Con vistas a las Blue Ridge Mountains desde uno de los miradores obra de los canteros de Forcarei, debe sonar una de las tristes historias de amor de Van Zandt. Una que habla de un valle ficticio que, de existir, estaría entre estas montañas de los Apalaches.
Que te vaya bien, Miss Carrusel, de Nacho Vegas
El plan para el nuevo día es subir a pie hasta Mount Mitchell, el punto más alto al este del río Mississippi. En su base, a nueve kilómetros de los 2 037 metros de la cima, se comenta que se han visto osos negros por la zona. De ir solo, explican, lo mejor para espantarlos es caminar hablando en voz alta con uno mismo cada cierto tiempo. Nada que alguien no haga ya, de todas formas, cuando lleva semanas solo.
Poco tiene que ver el oso negro con los grizzlis del norte y oeste del continente, mucho más grandes, agresivos y peligrosos. Y, pese a todo, el aviso pone de relieve una realidad a la que uno se expone en los Apalaches, así como en grandes partes de los Estados Unidos, cuando se llega desde Europa. La extensión del territorio, su menor densidad de población, le otorga a la vida natural aquí un espacio mucho más grande, que hace que se cuele en la vida diaria como si nada. Caimanes, osos, ciervos, coyotes, tarántulas, serpientes o mofetas aparecen a cada poco, solo con apartarse a cierta distancia de lo urbano.
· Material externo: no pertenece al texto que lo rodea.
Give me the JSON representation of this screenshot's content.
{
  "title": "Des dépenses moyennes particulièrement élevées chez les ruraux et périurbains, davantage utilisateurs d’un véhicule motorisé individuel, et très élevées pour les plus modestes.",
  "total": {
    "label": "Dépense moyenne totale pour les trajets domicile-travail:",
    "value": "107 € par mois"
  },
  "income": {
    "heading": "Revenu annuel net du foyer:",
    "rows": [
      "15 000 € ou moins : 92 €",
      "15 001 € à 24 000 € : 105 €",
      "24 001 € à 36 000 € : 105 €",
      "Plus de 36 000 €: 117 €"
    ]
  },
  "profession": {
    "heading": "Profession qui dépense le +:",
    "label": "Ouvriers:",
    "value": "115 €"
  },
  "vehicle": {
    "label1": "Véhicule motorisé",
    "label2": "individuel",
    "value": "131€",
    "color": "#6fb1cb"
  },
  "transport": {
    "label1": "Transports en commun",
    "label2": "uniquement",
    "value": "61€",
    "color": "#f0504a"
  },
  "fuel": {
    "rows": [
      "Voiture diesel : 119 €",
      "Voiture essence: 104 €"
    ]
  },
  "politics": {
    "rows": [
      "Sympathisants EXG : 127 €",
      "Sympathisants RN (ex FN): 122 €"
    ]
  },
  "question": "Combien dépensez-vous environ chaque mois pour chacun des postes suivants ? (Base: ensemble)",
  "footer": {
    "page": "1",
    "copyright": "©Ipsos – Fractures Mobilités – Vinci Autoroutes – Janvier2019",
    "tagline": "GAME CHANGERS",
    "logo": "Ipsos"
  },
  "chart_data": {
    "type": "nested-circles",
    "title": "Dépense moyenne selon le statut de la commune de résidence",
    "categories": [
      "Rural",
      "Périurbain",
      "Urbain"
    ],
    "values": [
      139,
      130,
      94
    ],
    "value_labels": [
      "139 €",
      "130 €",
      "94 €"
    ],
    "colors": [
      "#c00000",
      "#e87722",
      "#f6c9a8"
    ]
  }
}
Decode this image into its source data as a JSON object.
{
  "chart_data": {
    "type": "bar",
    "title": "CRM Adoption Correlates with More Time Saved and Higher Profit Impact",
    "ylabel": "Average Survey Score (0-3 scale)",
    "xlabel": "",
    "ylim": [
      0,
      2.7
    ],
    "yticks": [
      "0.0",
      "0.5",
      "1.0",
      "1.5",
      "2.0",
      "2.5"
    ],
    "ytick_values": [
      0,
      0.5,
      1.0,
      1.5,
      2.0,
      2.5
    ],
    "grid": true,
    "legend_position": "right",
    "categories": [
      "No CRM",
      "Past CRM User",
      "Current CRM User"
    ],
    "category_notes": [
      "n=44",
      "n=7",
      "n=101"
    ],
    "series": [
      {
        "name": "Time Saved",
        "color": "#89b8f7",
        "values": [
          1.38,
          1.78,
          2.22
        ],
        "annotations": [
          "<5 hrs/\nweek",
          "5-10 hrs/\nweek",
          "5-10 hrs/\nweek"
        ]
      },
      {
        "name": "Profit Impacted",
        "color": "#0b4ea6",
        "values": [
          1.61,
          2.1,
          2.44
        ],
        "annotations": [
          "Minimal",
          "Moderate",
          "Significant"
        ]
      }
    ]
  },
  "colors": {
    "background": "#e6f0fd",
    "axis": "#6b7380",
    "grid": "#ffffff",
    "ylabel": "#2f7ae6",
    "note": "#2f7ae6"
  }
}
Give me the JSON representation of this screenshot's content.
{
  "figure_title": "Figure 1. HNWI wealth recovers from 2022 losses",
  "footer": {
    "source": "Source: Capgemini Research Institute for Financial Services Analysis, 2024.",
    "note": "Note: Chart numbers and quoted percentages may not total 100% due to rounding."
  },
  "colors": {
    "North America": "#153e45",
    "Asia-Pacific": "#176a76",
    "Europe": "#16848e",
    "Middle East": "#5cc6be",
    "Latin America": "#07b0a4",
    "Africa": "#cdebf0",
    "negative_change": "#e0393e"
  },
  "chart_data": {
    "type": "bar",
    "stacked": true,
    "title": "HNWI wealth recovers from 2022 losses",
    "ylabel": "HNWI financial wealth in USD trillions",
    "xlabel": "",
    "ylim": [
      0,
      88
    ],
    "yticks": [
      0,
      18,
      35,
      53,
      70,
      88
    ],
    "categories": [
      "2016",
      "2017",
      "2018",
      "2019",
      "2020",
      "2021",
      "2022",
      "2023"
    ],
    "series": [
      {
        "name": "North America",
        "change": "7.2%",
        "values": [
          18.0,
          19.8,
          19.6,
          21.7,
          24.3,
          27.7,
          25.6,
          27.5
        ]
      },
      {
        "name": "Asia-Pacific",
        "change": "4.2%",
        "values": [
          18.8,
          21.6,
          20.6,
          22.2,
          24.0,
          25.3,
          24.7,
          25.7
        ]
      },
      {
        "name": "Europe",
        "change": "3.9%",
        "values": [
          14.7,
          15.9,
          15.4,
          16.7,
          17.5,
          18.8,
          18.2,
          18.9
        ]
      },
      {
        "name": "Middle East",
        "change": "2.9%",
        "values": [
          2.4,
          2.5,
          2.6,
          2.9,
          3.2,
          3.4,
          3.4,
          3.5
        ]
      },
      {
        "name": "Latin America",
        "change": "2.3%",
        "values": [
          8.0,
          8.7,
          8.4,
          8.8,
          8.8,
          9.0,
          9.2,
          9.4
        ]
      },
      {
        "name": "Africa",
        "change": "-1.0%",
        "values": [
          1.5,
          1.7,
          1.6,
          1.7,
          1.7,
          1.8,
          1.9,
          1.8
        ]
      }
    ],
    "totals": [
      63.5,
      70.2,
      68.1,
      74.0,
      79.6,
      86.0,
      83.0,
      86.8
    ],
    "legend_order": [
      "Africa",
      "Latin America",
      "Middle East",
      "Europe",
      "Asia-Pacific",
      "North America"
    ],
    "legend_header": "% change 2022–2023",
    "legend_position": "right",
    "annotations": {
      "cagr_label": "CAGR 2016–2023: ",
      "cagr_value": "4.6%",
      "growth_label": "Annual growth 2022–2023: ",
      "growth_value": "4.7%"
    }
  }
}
Aquí, la convivencia con lo salvaje es más habitual.
De ahí que en territorios como los Apalaches, en los desiertos del oeste o en las montañas del Pacífico todavía sea posible llegar a un pico, a un espacio abierto y con vistas, y pasarse un tiempo sin escuchar nada, sin ver nada humano, ni una luz, ni una casa, ni un coche. Intentado imaginar, ponerse en la piel, por un momento, del que llegaba hace unos siglos a un mundo para él todavía desconocido.
Ya de vuelta en la base, junto a la Blue Ridge Parkway, esta noche toca nuevo mirador y otras vistas a las montañas. Y, por qué no, otra canción de Townes Van Zandt, que influyó tanto en la escena folk —pese a hacerlo desde sus márgenes— que llegó al hasta el otro lado del Atlántico. El cantautor español Nacho Vegas, admirador del de Texas, hizo su propia versión del Fare Thee Well, Miss Carousel, otra historia triste de mujeres perdidas y esperanzas destrozadas.
Anywhere I’ll Lay My Head, de Tom Waits
En Asheville, Carolina del Norte, una vez ya recorridos casi la totalidad de los 755 kilómetros de la Blue Ridge Parkway, llegamos al punto final del viaje por los Apalaches con la sensación de que, a veces, las historias se ordenan sin que lo busquemos, por sí mismas. No ha habido tiroteos o amenazas por parte de clanes de apellido escocés ni salvajes escondidos en los árboles. Los estereotipos se quedan, como suele ocurrir, en la categoría de mitos. Hoy, la Appalachia solo son historias, paisajes y canciones. Suficiente.
Anochece y en el bar de la última cerveza un tipo de voz ronca canta una canción de Tom Waits, el músico que mezcló y mezcla el folk con todo lo mezclable. Y la canción que escoge no puede encajar mejor; una oda al espíritu vagabundo que ha sobrevivido durante siglos en la cultura norteamericana:
Allá donde pose mi cabeza, chicos / lo llamaré mi hogar.